The world is back on SARS alert again, although the numbers of Severe Acute Respiratory Syndrome cases in China this spring remain thankfully small.
But none of this spring's nine confirmed SARS cases in China, including one death so far, and some 1,000 mandatory quarantines need have happened. That the SARS virus was loose again in China is shameful not only to that nation, but to the global public health community.
This latest outbreak was entirely human-made. And it is a stain on the reputations not only of the Beijing laboratory from which the virus escaped, but the Chinese government and all international health agencies.
It has been known for well more than a year that conditions in many of China's laboratories are abysmal. And there have been two previous instances of SARS leaking from Asian laboratories: Singapore in September and Taiwan in December.
Happily, in those cases infection did not spread beyond the afflicted scientists. But the incidents offered ample warning to the region's governments, the World Health Organization, the U.S. Centers for Disease Control and Prevention, and other health agencies that studying live samples of this coronavirus could, in substandard or lax laboratory settings, constitute a local and even international security threat.
Further, the inability of the WHO and CDC to account for the whereabouts of live SARS virus samples, both inside the United States and overseas, constitutes an extraordinary failure in light of concerns about bioterrorism and the tight restrictions that have been placed on so many other, better-understood microorganisms since 2001.
In fairness, WHO and CDC - as well as a host of counterpart health agencies worldwide - moved with haste to identify the mysterious new microbe last year in an effort that entailed deliberately spreading blood, tissue and viral samples extracted from SARS patients to labs all over the world. Many of those labs, eager to figure out what was causing the new epidemic, in turn passed on samples to other research centers.
Local laboratories also extracted their own samples from SARS patients. It is no wonder, then, that scientific agencies are having a hard time keeping track of who has SARS samples and in what sorts of facilities the deadly microbes are housed.
In this latest incident, the National Institute of Virology in Beijing is taking the blame for spawning a mini-outbreak that has so far spread from two lab scientists to their contacts and then to a third level of contacts - spreading SARS to Anhui Province as well as Beijing. A World Health Organization team has been in Beijing, working under dangerous conditions inside the now shut-down National Institute of Virology. With Chinese health officials, the WHO team is trying to figure out how the virus managed to leak from its BioSafety-Level 3 (or BSL-3) containment to infect two workers elsewhere in the large building. That they have, to date, no working hypothesis of how the leak occurred offers still more cause for concern.
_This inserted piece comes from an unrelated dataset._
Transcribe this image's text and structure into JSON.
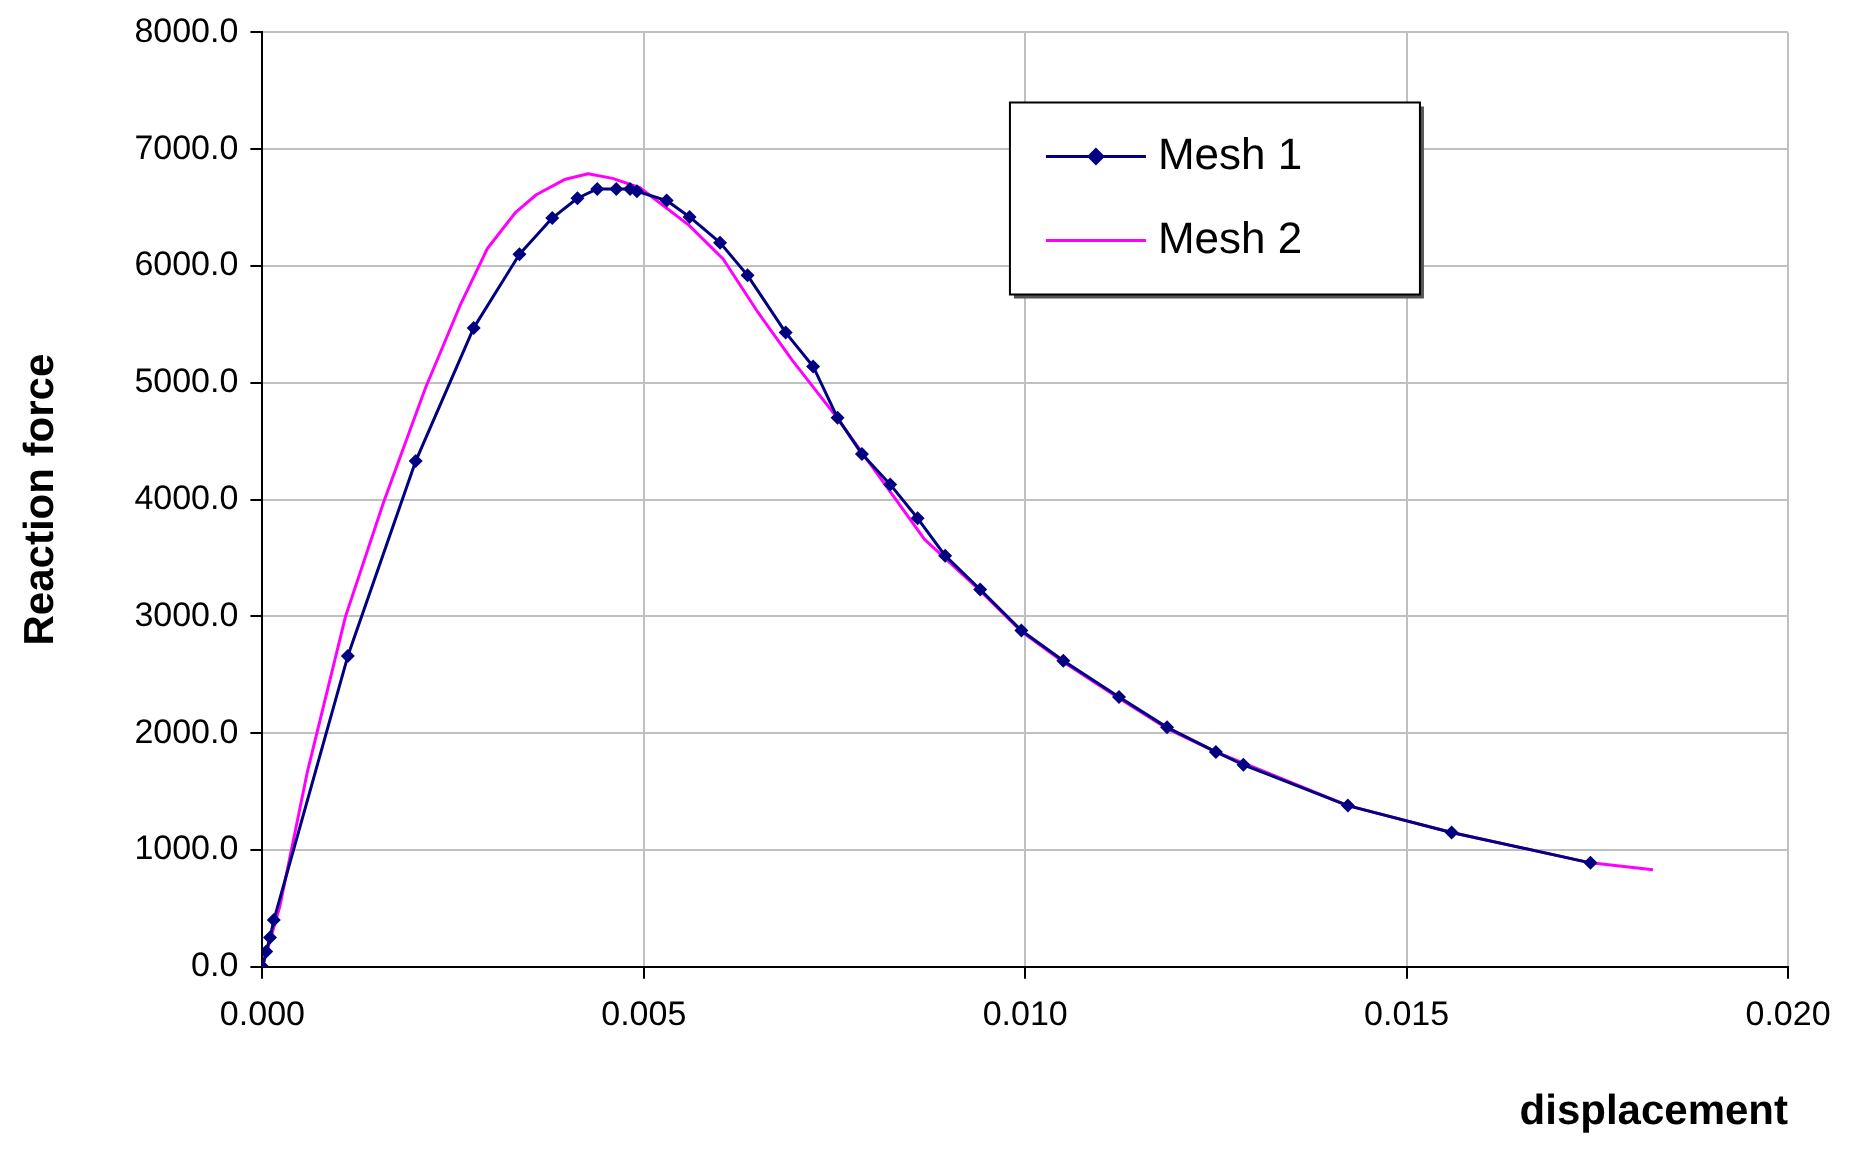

Last May, as SARS spread out of control in Beijing, I spent many hours in the National Institute of Virology laboratory. Outside are almost no security obstacles to would-be interlopers.
The Institute's so-called BSL-3 lab might have been adequately secure for its previous roles in HIV and hepatitis research, as both of those viruses are spread by direct blood-to-blood exposure. But the SARS virus is carried in microscopic droplets of fluids exhaled by one person and inhaled by another.
There are other newly discovered viruses under study right now in lax laboratories around the world. And - as is the case with SARS - WHO and CDC are hard-pressed to name all the facilities that house these agents.
No health agency - not the CDC, WHO or their national counterparts - has the legal clout to command that a new rule book of research be imposed worldwide. But surely a system can be created for registering laboratories the world over, certifying - based on WHO inspection - that they meet a specific standard.
And somebody ought to be keeping track of the sharing of microbes. The wealthy nations of the world that conduct well more than 90 percent of the world's scientific research ought to recognize the security need to monitor the flow of these germs, and fund a WHO department to track the whereabouts of SARS and dozens of other pathogens that surface every year somewhere on Earth - prompting mad flurries of much-needed, but potentially risky, research.
Laurie Garrett, a former Newsday reporter, is a fellow at the Council on Foreign Relations.